Creating a state machine for parsing an HTTP request

A deterministic finite state machine can be used to implement a very fast way to parse an input sequence. It takes only one pass in the input sequence, and minimal actions at each step. Unfortunately, this model has limitations - it is not always possible to construct a DFA for an existing Nondeterministic finite state machine (regular expression, grammar). Or even if it is possible to build, an automaton may have too many states.

Nevertheless, I decided to try to create a parser for the HTTP request based on the DCA. The main task is not just to check the correctness of the HTTP request, but to select elements in the input line that correspond to certain values ​​of the HTTP request fields. An automaton must be generated from the BNF rules (scattered across) RFC2616. Everything is implemented in C #, the output machine is also in C #. Although it is clear that when the machine is ready to generate it in any language, in any form is not a problem.
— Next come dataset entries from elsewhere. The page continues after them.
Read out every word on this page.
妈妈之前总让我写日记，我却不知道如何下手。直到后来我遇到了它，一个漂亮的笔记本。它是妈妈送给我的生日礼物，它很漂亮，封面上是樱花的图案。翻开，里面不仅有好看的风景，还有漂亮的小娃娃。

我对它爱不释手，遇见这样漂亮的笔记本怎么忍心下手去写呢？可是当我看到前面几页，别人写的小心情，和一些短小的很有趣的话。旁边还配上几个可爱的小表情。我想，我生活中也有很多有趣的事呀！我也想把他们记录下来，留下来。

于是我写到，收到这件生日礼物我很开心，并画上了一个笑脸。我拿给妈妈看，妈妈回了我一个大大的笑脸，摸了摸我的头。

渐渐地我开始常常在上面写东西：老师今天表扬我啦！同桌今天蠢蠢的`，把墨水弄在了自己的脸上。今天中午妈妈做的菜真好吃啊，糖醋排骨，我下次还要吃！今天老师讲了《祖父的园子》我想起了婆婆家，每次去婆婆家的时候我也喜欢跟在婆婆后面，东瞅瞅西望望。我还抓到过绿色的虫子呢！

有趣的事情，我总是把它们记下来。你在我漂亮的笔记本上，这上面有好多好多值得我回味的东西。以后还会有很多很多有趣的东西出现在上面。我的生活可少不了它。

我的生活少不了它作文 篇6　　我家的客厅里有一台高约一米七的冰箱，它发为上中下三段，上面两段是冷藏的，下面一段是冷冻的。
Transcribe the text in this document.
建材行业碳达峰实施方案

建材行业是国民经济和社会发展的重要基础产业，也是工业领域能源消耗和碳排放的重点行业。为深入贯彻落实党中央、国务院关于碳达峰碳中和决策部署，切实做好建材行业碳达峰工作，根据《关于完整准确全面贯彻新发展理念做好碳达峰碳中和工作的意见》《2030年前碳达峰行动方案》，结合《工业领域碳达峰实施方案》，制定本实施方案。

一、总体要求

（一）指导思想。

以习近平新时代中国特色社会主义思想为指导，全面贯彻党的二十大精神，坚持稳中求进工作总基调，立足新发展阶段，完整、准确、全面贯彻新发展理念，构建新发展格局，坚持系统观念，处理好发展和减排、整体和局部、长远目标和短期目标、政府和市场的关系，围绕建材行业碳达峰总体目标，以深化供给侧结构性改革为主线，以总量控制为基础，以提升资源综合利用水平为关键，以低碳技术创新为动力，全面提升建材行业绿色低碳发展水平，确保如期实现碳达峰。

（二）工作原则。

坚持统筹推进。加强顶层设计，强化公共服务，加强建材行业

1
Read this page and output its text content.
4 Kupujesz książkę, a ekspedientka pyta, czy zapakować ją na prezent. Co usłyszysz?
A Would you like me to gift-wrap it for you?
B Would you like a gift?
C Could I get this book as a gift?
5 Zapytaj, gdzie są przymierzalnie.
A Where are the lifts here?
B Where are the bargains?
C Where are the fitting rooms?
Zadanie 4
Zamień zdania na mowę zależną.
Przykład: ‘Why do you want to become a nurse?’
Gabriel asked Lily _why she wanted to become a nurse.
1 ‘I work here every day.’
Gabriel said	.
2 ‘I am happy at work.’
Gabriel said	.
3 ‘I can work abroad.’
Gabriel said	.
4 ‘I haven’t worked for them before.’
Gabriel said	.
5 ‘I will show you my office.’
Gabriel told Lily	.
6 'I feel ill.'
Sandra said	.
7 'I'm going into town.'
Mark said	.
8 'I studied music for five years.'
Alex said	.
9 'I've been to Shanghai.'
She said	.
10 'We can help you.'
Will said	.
The following chain of actions was implemented to generate DFAs:
1. Analysis of BNF rules
2. Creation of NKA based on them
3. Conversion of NKA into DKA
4. Minimization of DKA
5. Creating files with source text and conversion table

I used Irony to parse BNF grammar, ABNF grammar is well described in RFC5234. According to the syntax tree, the program builds the NKA according to the rules of Thomson. Standard algorithms were used to convert an NFA to a DFA and minimize it; I will not describe them either.

Since the HTTP message is a relatively simple object, the output of the parser is a class (this is enough), with fields corresponding to the HTTP headers. In order for the machine to parse the message during the passage, simple actions modifying the class variables are added to the necessary states in the DCA during generation. For example, you need to get the value of the Host header, in the class there are two variables, the beginning and the end of the header. In states that are triggered when the machine goes by the value of the Host field, actions are added to change these variables. In DKA itself, it is impossible to determine which state is responsible for what, in practice. Therefore, the states are marked when creating the NKA, and then these labels are saved, with all transformations of the automaton. To simplify marking states and assigning actions, a simple language was made, in which the names of the variables are set and what values ​​they will receive. Based on this data, a class is then generated into which the parser puts the result of the work.

A similar approach is used in regular expressions (although not all implementations do the conversion to DCA). But having direct access to the machine, it is possible to make a number of interesting optimizations. For example, the Content-Lenght field contains the length of the message body; for this field, conversion to number occurs directly in the machine; at the output, we have a field of the int ContentLenght class. Another interesting optimization, for example, a set of methods (GET, HOST ...) is defined for an HTTP request. At the output of the parser, you can immediately get the constant corresponding to the method. And all this in one pass.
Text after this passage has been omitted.